Hou’s latest, made in Japan as part of a tribute to Yasujiro Ozu, is an improvement on MILLENNIUM MAMBO but hardly the equal of GOODBYE SOUTH, GOODBYE or THE FLOWERS OF SHANGHAI. Still, he once again confirms his mastery of mise-en-scene. Few directors use space so skillfully. The film’s aesthetic is based on long takes and deep focus, with one’s attention constantly drawn to the frame’s background and rewarded. The protagonist’s friend  walks around the subway recording ambient sound, a fitting metaphor for what Hou’s trying to do here. He’s obviously more interested in observing life than telling a story. That’s fine, but he’s nonetheless made a narrative film. The plot, about a Japanese woman who doesn’t want to marry  her Taiwanese boyfriend even though he’s impregnated her, is muted and slight. Even when his characters spend time “doing nothing,” as in GOODBYE, SOUTH GOODBYE and MILLENNIUM MAMBO, Hou brings an implicit sociological or historical perspective. That’s missing from CAFE LUMIERE, maybe because he’s working outside Taiwan. An extremely modest and simple work, it might benefit from being pared down even further.

No distributor.

SARABAND (Ingmar Bergman, Sweden) **1/2

Impeccably written and acted, Bergman’s return to cinema - after 22 years directing theater and a few made-for-TV projects - left me almost entirely cold. A sequel to SCENES FROM A MARRIAGE, it’s rigidly structured: 10 episodes - each consisting of a dialogue between 2 characters - with a prologue and epilogue in which Liv Ullmann addresses the audience directly. Taking off from an encounter between Marianne (Ullmann) and her ex-husband Johan (Erland Josephson), it focuses more on the relationships - full of emotional manipulation - between them, Johan’s son Henrik and Henrik’s daughter Karin. Almost the whole film could easily be staged as a play. Bergman’s use of dissolves is expressive enough to make one wish he utilized them more often.
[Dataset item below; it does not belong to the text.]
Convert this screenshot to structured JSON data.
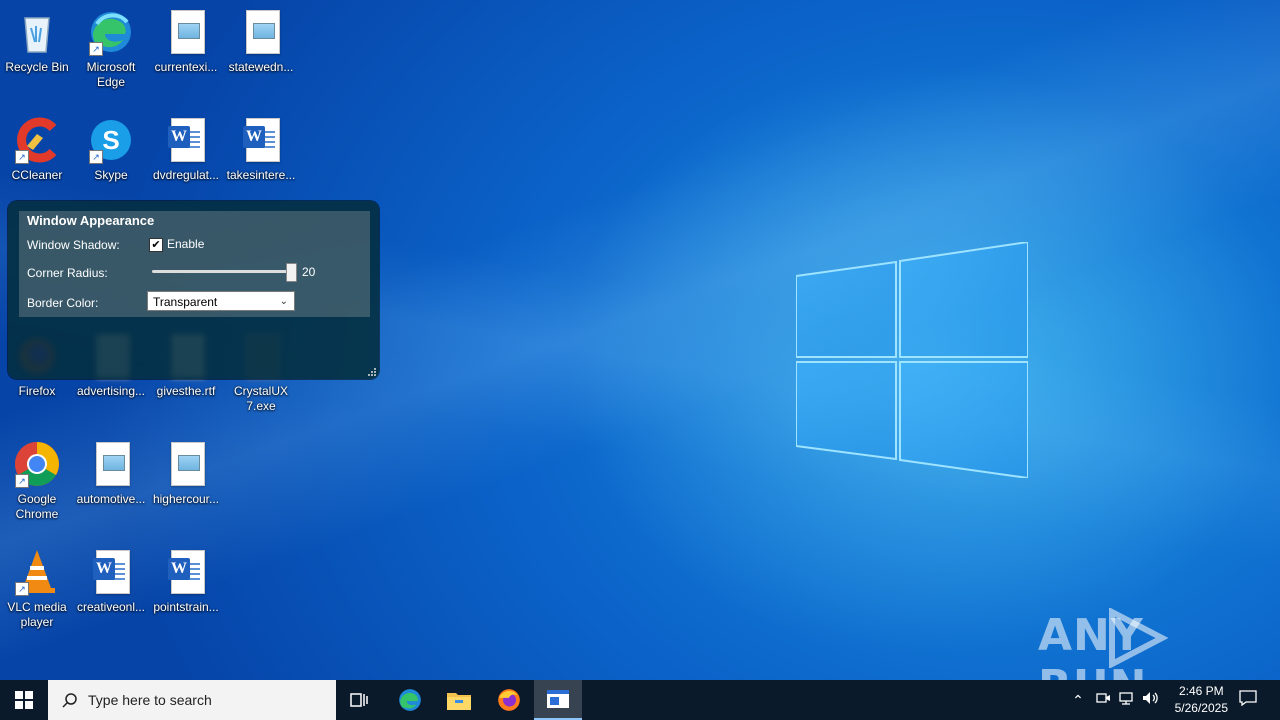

Film Forum’s Bergman retrospective earlier this year helped clarify my feelings about him: after the late ‘50s, the spontaneity and humor drained out of his work, although he still had a few great films left. (These qualities did return in his farewell to cinema, FANNY AND ALEXANDER.) SARABAND is full of intense emotion, yet it’s stiff  and inert. Even the colors, which suffer from the fact that it was shot on video, are muted and muddy.  Only in the eighth part did I come close to being moved. I’m afraid that in ten years, I’ll sound like a philistine panning Carl Dreyer’s GERTRUD in 1964, but this late work suggests that Bergman’s going out with a whimper. IN THE PRESENCE OF A CLOWN, a video shown at the 1997 NYFF, would have made a better coda to his oeuvre.

Distributed by Sony Pictures Classics. Opens in 2005.